Frische Luft an Deck

IHK Ostbrandenburg kritisiert neue Umgangsverordnung
 

Teils strengere Regeln als zuvor gelten für Ausflugsschifffahrten und Busreisen im Alltagsgeschäft mit Inkrafttreten der neuen Umgangsverordnung der Landesregierung. „Wir haben uns bezüglich der Ausflugsschifffahrt und Busreisen konkrete Maßnahmen gewünscht. Aber jetzt haben wir eine Verschärfung der Regeln”, kritisiert IHK-Tourismusexpertin Manuela Neumann. So müssen Gäste auf Ausflugsdampfern nun auch einen Mund-Nasen-Schutz auf dem Außendeck tragen. Zuvor war dieser nur unter Deck erforderlich. Unternehmer befürchten, dass mit diesem Zwang mehr Gäste fernbleiben.
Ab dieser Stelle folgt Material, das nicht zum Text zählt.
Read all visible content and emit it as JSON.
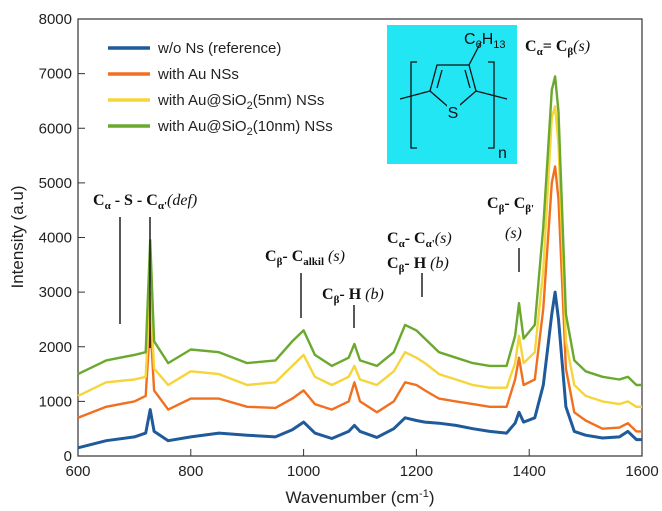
{
  "chart_data": {
    "type": "line",
    "xlabel": "Wavenumber (cm",
    "xlabel_sup": "-1",
    "xlabel_end": ")",
    "ylabel": "Intensity (a.u)",
    "xlim": [
      600,
      1600
    ],
    "ylim": [
      0,
      8000
    ],
    "xticks": [
      "600",
      "800",
      "1000",
      "1200",
      "1400",
      "1600"
    ],
    "yticks": [
      "0",
      "1000",
      "2000",
      "3000",
      "4000",
      "5000",
      "6000",
      "7000",
      "8000"
    ],
    "grid": false,
    "legend_position": "top-left",
    "legend": [
      {
        "name": "w/o Ns (reference)",
        "color": "#1f5a9a"
      },
      {
        "name": "with Au NSs",
        "color": "#f07020"
      },
      {
        "name": "with Au@SiO2(5nm) NSs",
        "color": "#f5d53a"
      },
      {
        "name": "with Au@SiO2(10nm) NSs",
        "color": "#6aa92e"
      }
    ],
    "series": [
      {
        "name": "w/o Ns (reference)",
        "color": "#1f5a9a",
        "x": [
          600,
          650,
          700,
          720,
          728,
          735,
          760,
          800,
          850,
          900,
          950,
          980,
          1000,
          1020,
          1050,
          1080,
          1090,
          1100,
          1130,
          1160,
          1180,
          1200,
          1215,
          1240,
          1270,
          1300,
          1330,
          1360,
          1375,
          1382,
          1390,
          1410,
          1425,
          1440,
          1446,
          1452,
          1465,
          1480,
          1500,
          1530,
          1560,
          1575,
          1590,
          1600
        ],
        "values": [
          150,
          280,
          350,
          420,
          850,
          450,
          280,
          350,
          420,
          380,
          350,
          480,
          620,
          420,
          320,
          450,
          560,
          450,
          340,
          500,
          700,
          650,
          620,
          600,
          560,
          500,
          450,
          420,
          600,
          800,
          620,
          700,
          1300,
          2600,
          3000,
          2500,
          900,
          450,
          380,
          330,
          350,
          450,
          300,
          300
        ]
      },
      {
        "name": "with Au NSs",
        "color": "#f07020",
        "x": [
          600,
          650,
          700,
          720,
          728,
          735,
          760,
          800,
          850,
          900,
          950,
          980,
          1000,
          1020,
          1050,
          1080,
          1090,
          1100,
          1130,
          1160,
          1180,
          1200,
          1215,
          1240,
          1270,
          1300,
          1330,
          1360,
          1375,
          1382,
          1390,
          1410,
          1425,
          1440,
          1446,
          1452,
          1465,
          1480,
          1500,
          1530,
          1560,
          1575,
          1590,
          1600
        ],
        "values": [
          700,
          900,
          1000,
          1100,
          2450,
          1200,
          850,
          1050,
          1050,
          900,
          880,
          1050,
          1200,
          950,
          850,
          1000,
          1350,
          1000,
          800,
          1000,
          1350,
          1300,
          1200,
          1050,
          1000,
          950,
          900,
          900,
          1400,
          1800,
          1300,
          1400,
          2700,
          5000,
          5300,
          4700,
          1600,
          800,
          650,
          500,
          520,
          600,
          450,
          450
        ]
      },
      {
        "name": "with Au@SiO2(5nm) NSs",
        "color": "#f5d53a",
        "x": [
          600,
          650,
          700,
          720,
          728,
          735,
          760,
          800,
          850,
          900,
          950,
          980,
          1000,
          1020,
          1050,
          1080,
          1090,
          1100,
          1130,
          1160,
          1180,
          1200,
          1215,
          1240,
          1270,
          1300,
          1330,
          1360,
          1375,
          1382,
          1390,
          1410,
          1425,
          1440,
          1446,
          1452,
          1465,
          1480,
          1500,
          1530,
          1560,
          1575,
          1590,
          1600
        ],
        "values": [
          1100,
          1350,
          1400,
          1450,
          3000,
          1600,
          1300,
          1550,
          1500,
          1300,
          1350,
          1650,
          1850,
          1450,
          1300,
          1450,
          1650,
          1400,
          1300,
          1550,
          1900,
          1800,
          1700,
          1500,
          1400,
          1300,
          1250,
          1250,
          1700,
          2200,
          1700,
          1900,
          3400,
          6200,
          6400,
          5700,
          2100,
          1300,
          1100,
          1000,
          950,
          1000,
          900,
          900
        ]
      },
      {
        "name": "with Au@SiO2(10nm) NSs",
        "color": "#6aa92e",
        "x": [
          600,
          650,
          700,
          720,
          728,
          735,
          760,
          800,
          850,
          900,
          950,
          980,
          1000,
          1020,
          1050,
          1080,
          1090,
          1100,
          1130,
          1160,
          1180,
          1200,
          1215,
          1240,
          1270,
          1300,
          1330,
          1360,
          1375,
          1382,
          1390,
          1410,
          1425,
          1440,
          1446,
          1452,
          1465,
          1480,
          1500,
          1530,
          1560,
          1575,
          1590,
          1600
        ],
        "values": [
          1500,
          1750,
          1850,
          1900,
          3950,
          2100,
          1700,
          1950,
          1900,
          1700,
          1750,
          2100,
          2300,
          1850,
          1650,
          1800,
          2050,
          1750,
          1650,
          1900,
          2400,
          2300,
          2150,
          1900,
          1800,
          1700,
          1650,
          1650,
          2200,
          2800,
          2150,
          2400,
          4200,
          6700,
          6950,
          6300,
          2600,
          1750,
          1550,
          1450,
          1400,
          1450,
          1300,
          1300
        ]
      }
    ]
  },
  "annotations": [
    {
      "id": "ann-cs",
      "parts": [
        "C",
        "α",
        "- S - C",
        "α'",
        "(def)"
      ]
    },
    {
      "id": "ann-calkil",
      "parts": [
        "C",
        "β",
        "- C",
        "alkil",
        " (s)"
      ]
    },
    {
      "id": "ann-ch1",
      "parts": [
        "C",
        "β",
        "- H",
        " (b)"
      ]
    },
    {
      "id": "ann-cc",
      "parts": [
        "C",
        "α",
        "- C",
        "α'",
        "(s)"
      ]
    },
    {
      "id": "ann-ch2",
      "parts": [
        "C",
        "β",
        "- H",
        " (b)"
      ]
    },
    {
      "id": "ann-cbcb",
      "parts": [
        "C",
        "β",
        "- C",
        "β'"
      ]
    },
    {
      "id": "ann-cbcb-s",
      "parts": [
        "(s)"
      ]
    },
    {
      "id": "ann-cacb",
      "parts": [
        "C",
        "α",
        "= C",
        "β",
        "(s)"
      ]
    }
  ],
  "molecule": {
    "substituent": "C",
    "sub6": "6",
    "h": "H",
    "sub13": "13",
    "heteroatom": "S",
    "repeat": "n",
    "box_color": "#22e6f4"
  }
}
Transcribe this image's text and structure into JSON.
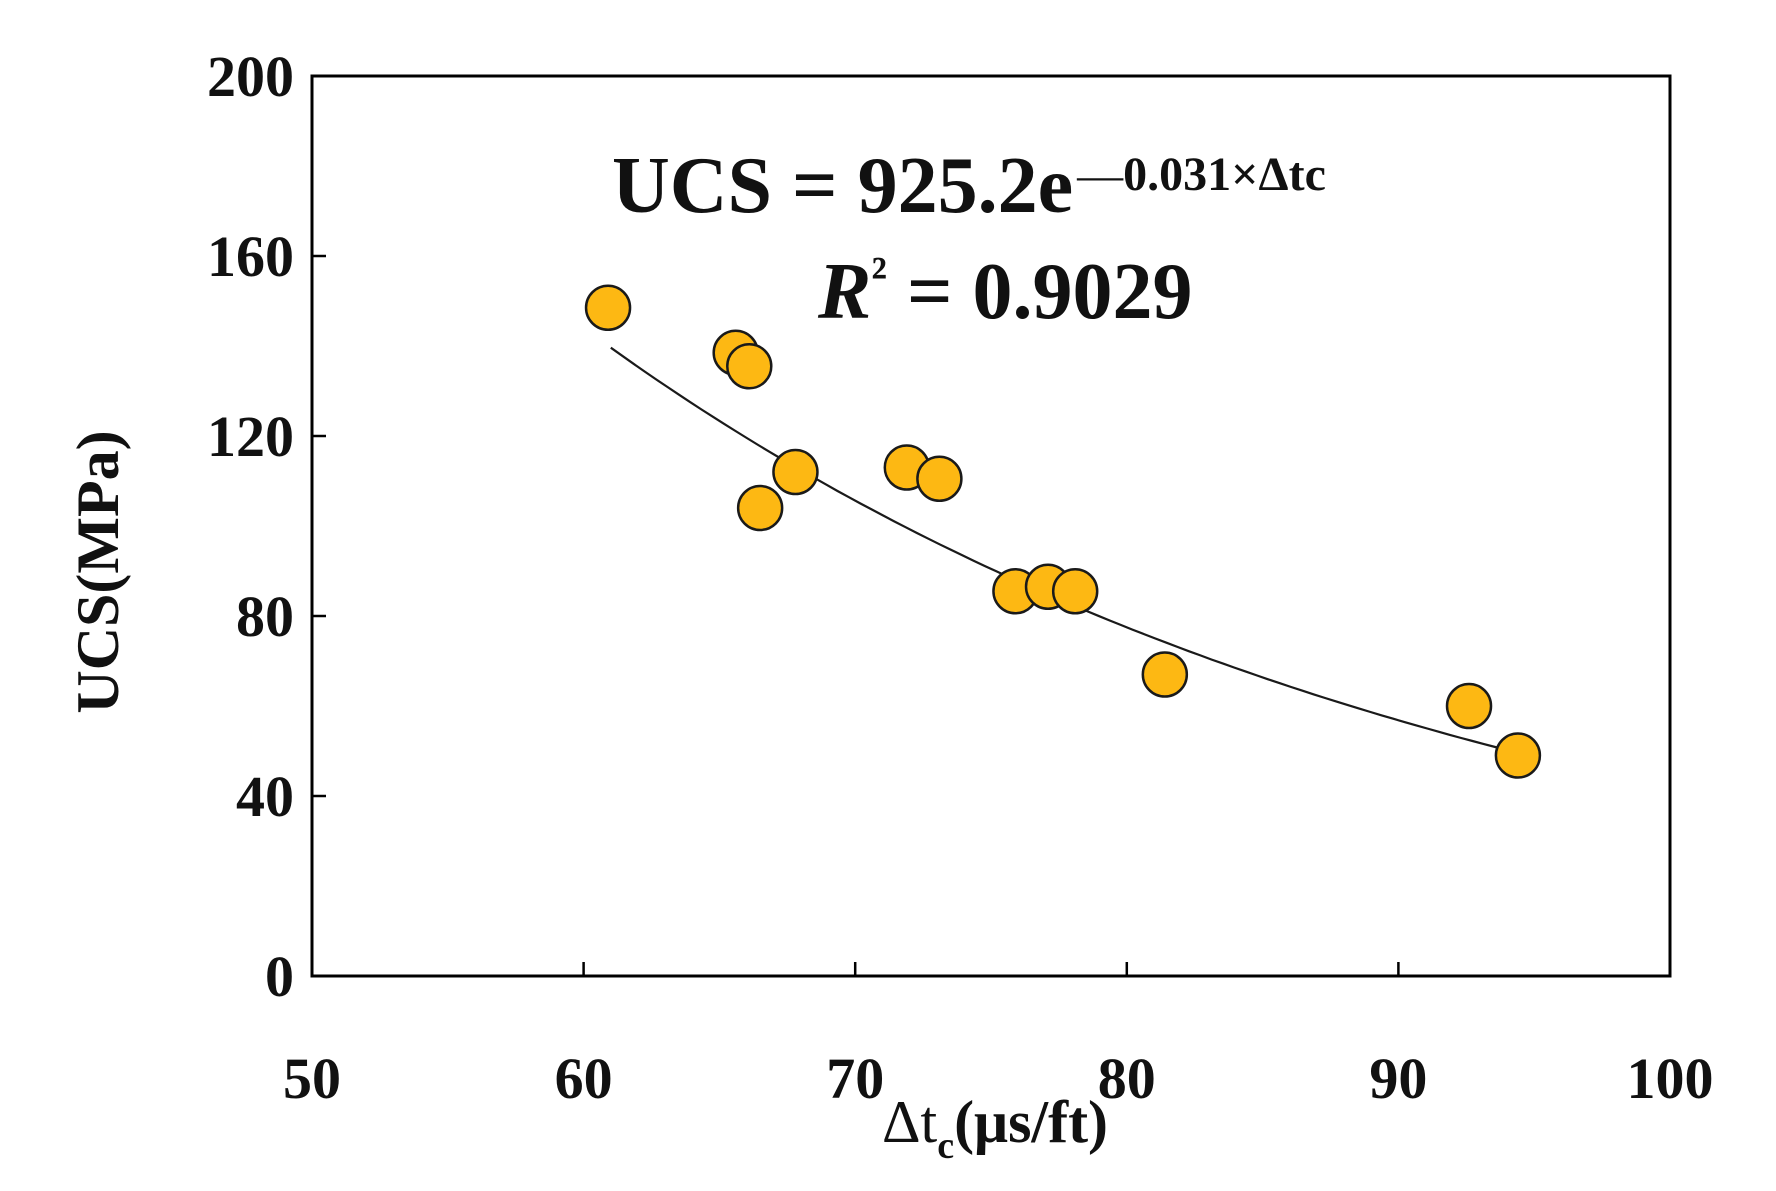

Sie rechnen mit noch stärkeren Umsatzeinbußen.
„Das bedeutet für uns der Abschied von der Fahrgastschifffahrt in Brandenburg”, sagt Michael Kutzker, Inhaber der Reederei Kutzker. „Seit drei Wochen dürfen wir wieder fahren und hatten die Hoffnung, dass es nun besser wird. Warum die Maßnahmen wieder verschärft werden, ist mir schleierhaft. Jetzt bleiben auch die letzten wenigen Gäste weg, weil sie selbst an der frischen Luft eine Maske tragen müssten. Viele wollen das nicht. Das höre ich auch täglich in Telefonaten. Fahrgäste verzichten dann lieber auf einen Ausflug.”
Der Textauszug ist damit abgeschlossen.